Bacterial metagenomic analysis using extracellular vesicles (EV) DNA

Bacterial genomic DNA was amplified with primers specific for the V3–V4 regions of the 16S rRNA gene, 16S_V3_F (5′-TCGTCGGCAGCGTCAGATGTGTATAAGAGACAGCCTACGGGNGGCWGCAG-3′) and 16S_V4_R (5′-TCTCGTGGGCTCGGAGATGTGTATAAGAGACAGGACTACHVGGGTATCTAATCC-3′). Libraries were prepared using PCR products according to the MiSeq System guide (Illumina, USA) and quantified using QIAxpert (QIAGEN, Germany). Each amplicon was quantified, set to an equimolar ratio, pooled, and sequenced on a MiSeq platform (Illumina, USA) according to the recommendations of the manufacturer.

Analysis of bacterial composition

Paired-end reads that matched the adapter sequences were trimmed using Cutadapt version 1.1.6, with a minimum overlap, a maximum error rate, and a minimum length of 11, 15% and 10, respectively. The resulting FASTQ files containing paired-end reads were merged with CASPER version 0.8.2, with a mismatch ratio of 0.27, and then quality-filtered using the Phred (Q) score-based criteria. Any reads shorter than 350 bp or longer than 550 bp after merging were discarded. A reference-based chimera detection step was performed using VSEARCH version 2.3.0 against the SILVA gold database to identify the chimeric sequences. Sequence reads were clustered into operational taxonomic units (OTUs) using VSEARCH with an open clustering algorithm at a 97% sequence similarity threshold. The representative sequences of the OTUs were classified using the SILVA 132 database with UCLUST (parallel_assign_taxonomy_uclust.py script in QIIME version 1.9.1) under default parameters. The original contributions presented in this study are publicly available in NCBI database. Raw reads of the faecal microbiota and microbe-derived EVs for obese subjects were deposited into the NCBI SRA database (Accession Numbers: SRR15182562–SRR15182631; SRR15182632–SRR15182701).

Enterotyping

In both study sets, enterotyping was performed using R (EMBL3). In brief, the Jensen–Shannon divergence of the samples was calculated based on the family-level bacterial compositions of the subjects.
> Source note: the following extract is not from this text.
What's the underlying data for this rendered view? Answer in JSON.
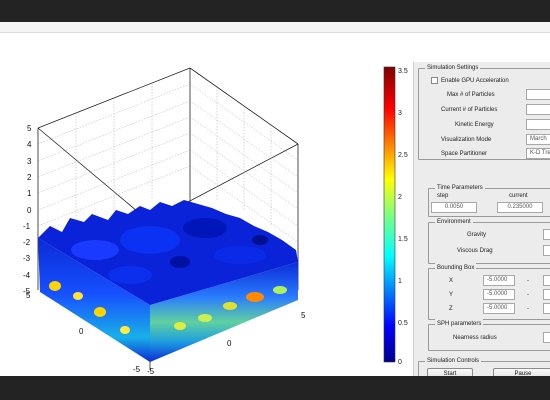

Partitioning around medoids clustering was performed based on the distance matrix. The optimal number of clusters was chosen by maximising the Calinski–Harabasz index (‘index.G1’ function in the R library ‘clusterSim’). The result of clustering was visualised with a PCA plot using the ‘s.class’ function in the R ade4 package.

Statistical analysis

Bacterial composition and diversity was analysed and graphed using Qiime2 (2021-11) and R (version 3.6.3). Microbes meeting two filtering criteria for inclusion in the analysis were selected: (1) a minimum abundance of 0.05% across the entire dataset and (2) presence in more than 50% of the individuals. α-Diversity (observed OTUs, Shannon index, and phylogenetic diversity) was compared by the decimal log-transformed relative abundance of faecal microbiota between groups using the Wilcoxon rank-sum test (R package ‘microbiome version 1.9.19’). The FDR was calculated by adjusting raw p values with Benjamini–Hochberg method.

Group distances for β-diversity (weighted UniFrac metric and unweighted UniFrac metric) were generated with permutational analysis of variance (PERMANOVA) using 1000 Monte Carlo permutations (R package ‘phyloseq version 1.30.0’ and ‘vegan version 2.5.6’) and visualised using principal coordinate analysis (PCoA) plots.

For the clinical phenotypes whose distribution followed normal distribution, the differences in the two enterotypes were analysed using Student’s t-test. For the phenotypes that did not follow normal distribution, the differences in the two enterotypes were analysed by Wilcoxon rank-sum test. The correlation of clinical phenotypes and relative abundance of microbiota were analysed by Spearman’s rank correlation test. p values under 0.05 was considered statistically significant difference.

Ethics approval and consent to participate

This study was performed in accordance with the Declaration of Helsinki. This study was approved by the Institutional Review Board of Seoul National University Bundang Hospital (IRB No: B-1604/342-005). All methods were carried out in accordance with the guidelines and regulations of ethics committee of Seoul National University Bundang Hospital. Written informed consent were obtained from all the study participants.